HOWLAND — Tim Ryan, who filed petitions Wednesday to run for re-election to Congress, told a gathering that “the veil of corruption” has been lifted in the Mahoning Valley and an economic revival is under way.

He said momentum is building from investments being made by General Motors, V&M Star Steel and a San Francisco research company.

“We can get back to where we were in the ’40s, ’50s and ’60s,” Ryan told about 225 people at Leo’s Ristorante here. “We are primed to make it happen. This is going to be the miracle on the Mahoning [River].”

Ryan, of Niles, D-17th, didn’t mention the upcoming election in his speech at a Youngstown/Warren Regional Chamber luncheon, but afterward he went to the Trumbull County Board of Elections to file his petitions to run for his fifth term.

“We’re not done yet. There’s more work to be done, and I’m excited to do it,” Ryan said in an interview after the luncheon.

Ex-Girard Councilman Dan Moadus has filed to run against Ryan in the May primary. M.E. “Bing” Henderson of Tallmadge is running for the Republican nomination for the district, which covers portions of Mahoning, Trumbull, Portage and Summit counties.

Ryan started his speech by saying the key to attracting recent corporate investments has been an effort to establish “political credibility.” He said corporate executives would not invest in this area in the past because they were concerned they would have to pay bribes to politicians.

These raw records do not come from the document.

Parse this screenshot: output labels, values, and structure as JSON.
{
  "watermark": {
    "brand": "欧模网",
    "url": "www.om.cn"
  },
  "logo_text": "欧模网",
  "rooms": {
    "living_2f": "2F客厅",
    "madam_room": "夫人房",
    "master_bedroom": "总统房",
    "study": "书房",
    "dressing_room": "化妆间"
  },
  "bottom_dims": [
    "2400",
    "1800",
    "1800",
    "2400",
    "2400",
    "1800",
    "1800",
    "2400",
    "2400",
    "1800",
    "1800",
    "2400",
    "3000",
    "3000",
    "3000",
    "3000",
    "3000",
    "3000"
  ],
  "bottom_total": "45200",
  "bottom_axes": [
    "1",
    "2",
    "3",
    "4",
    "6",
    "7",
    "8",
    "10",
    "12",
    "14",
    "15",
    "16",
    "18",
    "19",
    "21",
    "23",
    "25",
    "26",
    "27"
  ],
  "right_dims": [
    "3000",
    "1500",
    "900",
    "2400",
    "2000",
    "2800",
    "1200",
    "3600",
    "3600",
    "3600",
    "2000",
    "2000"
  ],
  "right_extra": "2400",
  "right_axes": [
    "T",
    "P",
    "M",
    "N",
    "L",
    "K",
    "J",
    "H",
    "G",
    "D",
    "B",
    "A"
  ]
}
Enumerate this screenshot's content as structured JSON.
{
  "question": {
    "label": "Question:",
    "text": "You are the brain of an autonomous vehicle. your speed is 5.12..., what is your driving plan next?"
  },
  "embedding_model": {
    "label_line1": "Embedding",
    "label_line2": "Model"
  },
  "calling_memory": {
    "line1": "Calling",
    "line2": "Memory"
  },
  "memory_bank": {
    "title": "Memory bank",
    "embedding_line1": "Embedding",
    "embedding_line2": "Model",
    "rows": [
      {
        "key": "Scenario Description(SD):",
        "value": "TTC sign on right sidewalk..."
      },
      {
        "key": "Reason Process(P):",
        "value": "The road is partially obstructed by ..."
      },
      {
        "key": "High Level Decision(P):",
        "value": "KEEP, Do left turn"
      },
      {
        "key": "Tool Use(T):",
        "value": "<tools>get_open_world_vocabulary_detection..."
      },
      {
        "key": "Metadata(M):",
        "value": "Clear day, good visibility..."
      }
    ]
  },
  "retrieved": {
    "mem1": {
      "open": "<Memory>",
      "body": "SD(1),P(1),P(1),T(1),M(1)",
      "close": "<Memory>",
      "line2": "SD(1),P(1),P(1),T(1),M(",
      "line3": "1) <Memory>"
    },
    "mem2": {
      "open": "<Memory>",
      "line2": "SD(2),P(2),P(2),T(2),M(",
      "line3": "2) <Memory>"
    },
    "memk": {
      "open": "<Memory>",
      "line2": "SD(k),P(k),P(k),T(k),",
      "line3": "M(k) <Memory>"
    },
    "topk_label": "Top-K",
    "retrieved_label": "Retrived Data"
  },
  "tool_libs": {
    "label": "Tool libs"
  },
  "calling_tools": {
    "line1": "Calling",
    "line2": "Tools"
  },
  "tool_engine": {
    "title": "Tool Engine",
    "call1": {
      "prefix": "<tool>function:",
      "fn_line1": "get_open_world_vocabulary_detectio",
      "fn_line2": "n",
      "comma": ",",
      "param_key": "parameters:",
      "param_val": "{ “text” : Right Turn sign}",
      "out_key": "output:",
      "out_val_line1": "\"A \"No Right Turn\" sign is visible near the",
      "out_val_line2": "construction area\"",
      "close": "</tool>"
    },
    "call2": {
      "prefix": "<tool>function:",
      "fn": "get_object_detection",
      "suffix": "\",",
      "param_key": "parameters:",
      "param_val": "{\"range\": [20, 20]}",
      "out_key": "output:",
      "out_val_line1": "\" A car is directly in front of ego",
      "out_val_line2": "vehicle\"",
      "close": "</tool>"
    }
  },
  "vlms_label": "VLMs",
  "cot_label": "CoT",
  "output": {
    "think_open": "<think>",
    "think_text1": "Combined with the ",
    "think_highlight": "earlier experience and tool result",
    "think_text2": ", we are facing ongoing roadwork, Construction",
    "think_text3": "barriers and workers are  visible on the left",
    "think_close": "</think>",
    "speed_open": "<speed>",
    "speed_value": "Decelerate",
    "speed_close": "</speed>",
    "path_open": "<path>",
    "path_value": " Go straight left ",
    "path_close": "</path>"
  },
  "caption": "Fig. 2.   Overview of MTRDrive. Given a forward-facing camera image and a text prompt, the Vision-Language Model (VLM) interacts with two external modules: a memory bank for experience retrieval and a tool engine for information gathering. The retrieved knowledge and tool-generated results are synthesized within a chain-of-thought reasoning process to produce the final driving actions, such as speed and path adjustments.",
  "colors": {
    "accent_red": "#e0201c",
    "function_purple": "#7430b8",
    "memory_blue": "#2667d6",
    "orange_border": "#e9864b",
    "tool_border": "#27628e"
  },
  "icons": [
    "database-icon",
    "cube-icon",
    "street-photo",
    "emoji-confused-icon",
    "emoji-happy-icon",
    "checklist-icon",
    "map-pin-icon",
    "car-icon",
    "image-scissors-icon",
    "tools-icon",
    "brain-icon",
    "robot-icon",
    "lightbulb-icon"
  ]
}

“We have lifted the veil of corruption in the Mahoning Valley, and things are happening because of that,” he said.

Also assisting in the area’s new image have been labor-management cooperation, establishing research centers at Youngstown State University, business incubators in Youngstown and Warren, the chamber’s international business recruiting efforts and the beefing up the Western Reserve Port Authority and its financing abilities, he said.

A decade ago, the area was not prepared for the telecommunications and Internet revolutions.

“We flat out missed them in this community. We had our head buried in the sand,” he said.

Now, the area is preparing to be part of business expansions in the clean-energy industry, he said, noting that the incubator in Warren is focusing on developing technology for that industry.

Plus, private investors who are creating a clean-technology incubator in the Ohio Works Industrial Park in Youngstown have been researching empty industrial buildings in the area so they can have places for spin-off companies to locate, he said.

Job announcements this week show how perceptions of the Valley are changing across the nation and abroad, he said.

V&M Star, which is owned by a French company, chose Youngstown for its new $650 million pipe mill.

Revere Data, a San Francisco firm, is creating a 10-person staff in downtown Youngstown that could reach 100 in two years. Revere, which provides information to institutional investors, is moving the work from India because of this area’s low operating costs and stable work force.

Ryan, who praised the chamber for its recent trips to Asia and Israel, said the remarks from Revere officials caused him to think he should travel to India and New York to promote the Valley to other companies that do similar work.

“We’re moving in the right direction, and the world is watching,” he said.